À Acerra, le pape appelle à une « armée de paix » contre la mafia
Devant environ 15 000 personnes rassemblées samedi 23 mai à Acerra, près de Naples, le pape Léon XIV a appelé les habitants de la « Terre des feux » à lever une « armée de paix » pour assainir leur territoire et combattre « la corruption » et « l'indifférence ». C'est la première fois qu'un pape se rend sur ce sol contaminé, au cœur d'une région que des décennies de décharges illégales contrôlées par la Camorra ont transformée en zone empoisonnée.
« Je suis venu d'abord recueillir les larmes de ceux qui ont perdu des proches à cause de la pollution, fomentée par des personnes et des organisations sans scrupules qui ont trop longtemps pu agir en toute impunité », a déclaré le pape américain. Il a dénoncé « un mélange mortel d'intérêts obscurs et d'indifférence envers le bien commun, qui a empoisonné l'environnement naturel et social ».
« Cette terre a payé un lourd tribut, elle a enterré nombre de ses fils, elle a été témoin de la souffrance d'enfants et d'innocents », a poursuivi Léon XIV, venu « confirmer et encourager ce sursaut de dignité et de responsabilité ». Dans l'assistance, Giuseppina De Francesco, 60 ans, fidèle du diocèse, confiait à l'AFP : « Le pape est peut-être la seule personne capable de réveiller un peu la conscience de toutes ces personnes qui ont fait du mal à ce territoire. »
La « Terre des feux » : trois millions d'habitants exposés
La « Terre des feux » s'étend en Campanie, entre Naples et Caserte, sur quelque 90 communes où vivent plus de trois millions de personnes. Son nom vient des feux qui consument à ciel ouvert des montagnes de déchets industriels, souvent venus du nord de la péninsule. Les sols, les nappes phréatiques et l'air y sont chargés de métaux lourds, de dioxines et de particules fines. Les taux de cancers — poumon, vessie, certaines leucémies de l'enfant — y dépassent la moyenne nationale, au point que la zone est aussi appelée « Triangle de la mort ».
Comment la Camorra a fait de la Campanie une décharge
La filière remonte à la fin des années 1980. Plutôt que de payer un traitement légal, des entreprises italiennes — souvent du Nord industriel — ont versé à la Camorra une fraction de la facture pour se débarrasser de tout : plaques d'amiante, pneus, colle industrielle, solvants, résidus chimiques, enfouis dans des décharges sauvages ou brûlés en plein air. Le trafic des déchets a longtemps rapporté à la mafia napolitaine plusieurs milliards d'euros par an.
En 1997, le repenti Carmine Schiavone, ancien cadre du clan des Casalesi, avait détaillé devant une commission parlementaire les opérations d'enfouissement. Son témoignage est resté classé secret jusqu'à sa déclassification, en 2013, qui a relancé le scandale. Les enquêtes qui ont suivi ont conclu à la négligence des autorités, parfois à leur complicité. Plusieurs procès ont eu lieu, mais la filière n'a jamais été entièrement démantelée et la contamination demeure.
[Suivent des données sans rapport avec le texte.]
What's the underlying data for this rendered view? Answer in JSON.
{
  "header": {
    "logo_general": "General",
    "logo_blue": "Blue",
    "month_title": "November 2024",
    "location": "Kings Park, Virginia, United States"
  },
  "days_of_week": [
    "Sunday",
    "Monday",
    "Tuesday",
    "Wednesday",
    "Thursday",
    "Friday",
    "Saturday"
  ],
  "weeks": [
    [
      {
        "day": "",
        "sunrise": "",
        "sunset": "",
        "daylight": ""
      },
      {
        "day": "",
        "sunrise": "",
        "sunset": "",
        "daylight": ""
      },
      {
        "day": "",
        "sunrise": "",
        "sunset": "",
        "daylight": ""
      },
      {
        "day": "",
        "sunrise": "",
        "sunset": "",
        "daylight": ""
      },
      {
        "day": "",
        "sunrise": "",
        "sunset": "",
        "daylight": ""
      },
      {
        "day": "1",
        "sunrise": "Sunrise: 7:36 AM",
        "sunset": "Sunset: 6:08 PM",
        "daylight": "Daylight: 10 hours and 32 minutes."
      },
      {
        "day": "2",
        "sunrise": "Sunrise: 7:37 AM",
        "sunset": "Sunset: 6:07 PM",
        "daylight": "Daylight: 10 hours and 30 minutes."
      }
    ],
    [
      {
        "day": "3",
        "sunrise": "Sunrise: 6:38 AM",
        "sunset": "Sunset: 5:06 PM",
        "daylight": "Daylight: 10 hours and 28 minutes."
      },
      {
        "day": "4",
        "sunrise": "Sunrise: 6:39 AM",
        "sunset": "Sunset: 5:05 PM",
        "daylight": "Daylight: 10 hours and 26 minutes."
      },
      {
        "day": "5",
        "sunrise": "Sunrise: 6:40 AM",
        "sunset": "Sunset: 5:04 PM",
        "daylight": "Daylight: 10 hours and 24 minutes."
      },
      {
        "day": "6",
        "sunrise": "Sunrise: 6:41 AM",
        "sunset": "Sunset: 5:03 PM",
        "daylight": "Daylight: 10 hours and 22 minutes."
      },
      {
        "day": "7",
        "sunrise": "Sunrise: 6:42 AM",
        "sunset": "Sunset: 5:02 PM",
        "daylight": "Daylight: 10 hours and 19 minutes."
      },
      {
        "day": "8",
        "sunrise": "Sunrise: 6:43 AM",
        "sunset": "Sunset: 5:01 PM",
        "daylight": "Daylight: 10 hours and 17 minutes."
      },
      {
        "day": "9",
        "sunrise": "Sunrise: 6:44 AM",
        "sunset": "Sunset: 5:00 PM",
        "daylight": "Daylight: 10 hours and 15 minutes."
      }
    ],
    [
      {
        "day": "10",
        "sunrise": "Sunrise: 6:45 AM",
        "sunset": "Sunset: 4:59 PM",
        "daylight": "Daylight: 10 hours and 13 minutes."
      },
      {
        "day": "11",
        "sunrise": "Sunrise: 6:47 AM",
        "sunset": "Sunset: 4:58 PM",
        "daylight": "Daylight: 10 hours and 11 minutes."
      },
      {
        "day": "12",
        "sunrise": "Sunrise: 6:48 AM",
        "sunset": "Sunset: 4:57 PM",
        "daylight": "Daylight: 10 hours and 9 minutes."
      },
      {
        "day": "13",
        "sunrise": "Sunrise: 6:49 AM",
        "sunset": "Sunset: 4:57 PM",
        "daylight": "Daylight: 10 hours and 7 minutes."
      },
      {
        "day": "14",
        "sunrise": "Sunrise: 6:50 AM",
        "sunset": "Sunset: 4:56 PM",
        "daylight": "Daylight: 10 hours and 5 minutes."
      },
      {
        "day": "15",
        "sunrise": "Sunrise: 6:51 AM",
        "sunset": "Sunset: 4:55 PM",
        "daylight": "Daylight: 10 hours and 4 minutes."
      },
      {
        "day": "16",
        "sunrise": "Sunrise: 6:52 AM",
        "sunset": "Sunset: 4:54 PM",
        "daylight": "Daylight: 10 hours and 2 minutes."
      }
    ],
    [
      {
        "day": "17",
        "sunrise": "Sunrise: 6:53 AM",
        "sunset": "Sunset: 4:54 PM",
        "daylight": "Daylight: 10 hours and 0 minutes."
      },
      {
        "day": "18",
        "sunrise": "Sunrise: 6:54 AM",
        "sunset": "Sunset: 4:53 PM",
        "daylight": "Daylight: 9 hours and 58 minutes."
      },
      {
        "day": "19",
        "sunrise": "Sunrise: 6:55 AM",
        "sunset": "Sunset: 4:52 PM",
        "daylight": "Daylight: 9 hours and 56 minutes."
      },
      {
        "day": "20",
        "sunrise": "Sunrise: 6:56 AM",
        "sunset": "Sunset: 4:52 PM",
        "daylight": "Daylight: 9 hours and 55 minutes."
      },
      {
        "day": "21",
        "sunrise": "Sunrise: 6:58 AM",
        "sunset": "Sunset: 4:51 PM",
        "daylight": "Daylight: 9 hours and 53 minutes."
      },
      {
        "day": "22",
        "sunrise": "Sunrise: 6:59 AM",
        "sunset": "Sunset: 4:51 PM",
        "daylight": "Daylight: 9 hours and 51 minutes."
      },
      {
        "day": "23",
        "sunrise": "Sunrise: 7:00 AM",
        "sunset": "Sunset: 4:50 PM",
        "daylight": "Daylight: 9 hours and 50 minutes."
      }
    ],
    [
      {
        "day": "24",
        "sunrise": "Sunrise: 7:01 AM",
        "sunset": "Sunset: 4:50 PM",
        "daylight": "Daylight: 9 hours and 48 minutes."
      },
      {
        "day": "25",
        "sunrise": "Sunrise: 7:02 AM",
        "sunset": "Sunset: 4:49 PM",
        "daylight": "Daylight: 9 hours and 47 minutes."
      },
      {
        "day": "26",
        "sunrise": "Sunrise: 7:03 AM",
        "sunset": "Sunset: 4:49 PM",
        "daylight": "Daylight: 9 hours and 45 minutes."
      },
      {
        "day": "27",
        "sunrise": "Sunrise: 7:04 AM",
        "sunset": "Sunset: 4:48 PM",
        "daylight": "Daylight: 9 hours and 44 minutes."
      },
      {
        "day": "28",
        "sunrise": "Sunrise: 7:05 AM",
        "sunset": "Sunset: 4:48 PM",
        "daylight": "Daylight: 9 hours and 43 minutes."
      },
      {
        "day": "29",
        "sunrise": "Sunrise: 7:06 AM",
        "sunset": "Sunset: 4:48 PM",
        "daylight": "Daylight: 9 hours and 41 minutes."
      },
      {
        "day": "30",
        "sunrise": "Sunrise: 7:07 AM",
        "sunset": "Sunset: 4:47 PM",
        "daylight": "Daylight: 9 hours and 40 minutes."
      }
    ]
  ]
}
Onze ans après Laudato Si', la continuité écologique
La visite tombe pour le 11e anniversaire de Laudato Si', l'encyclique publiée le 24 mai 2015 par le pape François. Ce texte de 184 pages, sous-titré « sur la sauvegarde de la maison commune », liait justice sociale, dégradation de l'environnement et sort des plus pauvres — exactement ce que donne à voir la Terre des feux. Élu en mai 2025, premier pape américain de l'histoire, Léon XIV revendique cet héritage. À Acerra, il a salué les « pionniers » des associations écologistes locales, « les premiers à dénoncer les maux de cette terre et à attirer l'attention sur la réalité occultée et niée de son empoisonnement ».
Après Acerra, Lampedusa en juillet
Le déplacement ouvre une série de visites de Léon XIV dans le sud de l'Italie cet été. En juillet, le pape doit se rendre à Lampedusa, où François avait posé en juillet 2013 le premier geste de son pontificat en faveur des migrants. Acerra, Lampedusa : deux étapes qui disent l'orientation du nouveau pape — écologie, migrations, attention aux marges.